Es también el título de la Mariápolis, el típico encuentro veraniego promovido por los Focolares en varias partes del mundo, que empezó el domingo 24 de julio en Lake District Windermere, en el Norte de Inglaterra, donde participan 600 personas, entre las cuales un grupo de musulmanes.
Ante este interrogante sobre el futuro de la sociedad multicultural había dado una respuesta, hoy de gran actualidad, Chiara Lubich, en su último viaje a Londres precisamente hace un año, el 19 de junio de 2004 en el Westminster Central Hall, ante más de 2000 personas, presentes también personalidades musulmanas, budistas, sikhs, hindúes. Un mensaje que ahora se vuelve a proponer mediante el vídeo en las Mariápolis.
No un choque entre civilizaciones, sino el nacimiento de un “mundo nuevo”. Ante los temores por el futuro Chiara Lubich presenta la visión de San Agustín en el período de las migraciones de los pueblos. Indica el diálogo como una prevención ante el terrorismo y el camino para actuarlo, en la “regla de oro” común a muchas religiones: “No hagas a los demás lo que no quisieras que te hicieran a ti”, en ese amor que sabe hacerse escucha hasta el punto de “entrar en la piel del otro, hasta penetrar en el sentido que tiene para él ser budista, musulmán, hindú”. Es éste el camino para inculturarse recíprocamente y suscitar una sociedad donde “las culturas se abran unas a otras en un profundo diálogo de amor”. Propone a las religiones una estrategia de fraternidad para sanar las diferencias entre ricos y pobres e imprimir un vuelco en las relaciones internacionales.
Son muchos los ecos llegados a través del e-mail de varios países, de cristianos, musulmanes y seguidores de otras religiones que han participado en las Mariápolis hasta ahora realizadas en estos meses de verano. En Los Ángeles, donde estaba presente un grupo de amigos musulmanes seguidores de W.D. Mohammed, líder de los afro-americanos, escriben: “Escuchar juntos este mensaje de fraternidad universal, enseguida después de haber sabido de los atentados, ha sido un verdadero signo de esperanza.
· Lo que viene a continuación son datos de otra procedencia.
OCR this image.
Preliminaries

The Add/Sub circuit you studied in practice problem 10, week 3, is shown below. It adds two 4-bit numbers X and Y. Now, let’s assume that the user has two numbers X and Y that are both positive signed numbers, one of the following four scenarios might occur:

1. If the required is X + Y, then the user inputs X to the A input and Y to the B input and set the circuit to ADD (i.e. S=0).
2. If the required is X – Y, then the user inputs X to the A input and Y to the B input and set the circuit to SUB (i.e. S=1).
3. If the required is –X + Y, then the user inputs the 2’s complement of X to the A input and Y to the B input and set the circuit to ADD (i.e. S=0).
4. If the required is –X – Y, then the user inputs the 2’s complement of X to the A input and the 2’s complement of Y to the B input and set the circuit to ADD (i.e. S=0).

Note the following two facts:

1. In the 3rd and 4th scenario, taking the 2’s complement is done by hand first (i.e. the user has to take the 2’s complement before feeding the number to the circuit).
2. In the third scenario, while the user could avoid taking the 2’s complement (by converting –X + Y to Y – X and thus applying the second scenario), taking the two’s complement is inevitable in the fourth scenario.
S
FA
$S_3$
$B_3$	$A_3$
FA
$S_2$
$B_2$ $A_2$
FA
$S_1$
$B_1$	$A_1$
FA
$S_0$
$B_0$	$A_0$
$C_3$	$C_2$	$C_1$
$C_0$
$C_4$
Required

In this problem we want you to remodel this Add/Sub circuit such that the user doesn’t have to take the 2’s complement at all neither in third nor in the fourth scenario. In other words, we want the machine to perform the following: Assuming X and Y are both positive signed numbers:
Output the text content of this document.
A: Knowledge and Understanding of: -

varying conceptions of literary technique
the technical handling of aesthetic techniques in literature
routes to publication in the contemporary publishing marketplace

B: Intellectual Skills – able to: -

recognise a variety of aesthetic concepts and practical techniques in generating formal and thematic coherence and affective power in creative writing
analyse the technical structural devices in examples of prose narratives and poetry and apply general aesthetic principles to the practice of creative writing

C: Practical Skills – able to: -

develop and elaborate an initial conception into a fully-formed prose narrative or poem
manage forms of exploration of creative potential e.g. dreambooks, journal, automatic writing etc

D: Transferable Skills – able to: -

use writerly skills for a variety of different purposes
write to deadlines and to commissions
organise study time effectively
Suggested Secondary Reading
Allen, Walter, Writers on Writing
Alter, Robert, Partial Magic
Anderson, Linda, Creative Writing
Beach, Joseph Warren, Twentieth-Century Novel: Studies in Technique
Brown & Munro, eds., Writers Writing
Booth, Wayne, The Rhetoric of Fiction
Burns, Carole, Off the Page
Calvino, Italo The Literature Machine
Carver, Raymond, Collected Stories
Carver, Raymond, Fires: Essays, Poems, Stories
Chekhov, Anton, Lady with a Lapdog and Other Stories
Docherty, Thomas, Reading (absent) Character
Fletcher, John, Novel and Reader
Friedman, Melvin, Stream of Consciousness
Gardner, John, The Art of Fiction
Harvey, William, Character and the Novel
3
Para todos ha sido fuerte ver la fraternidad universal ya en acto entre nosotros”. En la Mariápolis de St Vith en Bélgica, estaban representadas 18 nacionalidades. “Lo que más ha impresionado a los musulmanes ha sido la experiencia de Dios en medio de la comunidad, presente por el amor recíproco vivido”. Así mismo en Ammán, en Jordania, donde estaba presente también un grupo proveniente de Irak y en Estambul. Un ex-militar musulmán, ahora docente dijo: “Aquí he visto que la fraternidad ha asumido otra dimensión. Todo lo que hemos escuchado me lleva a los pensamientos de Mevlana (gran místico musulmán turco)”. Y una señora musulmana: “Aquí las diversidades se transforman en unidad. Hemos experimentado el arco iris de la paz, coloreado de amor”.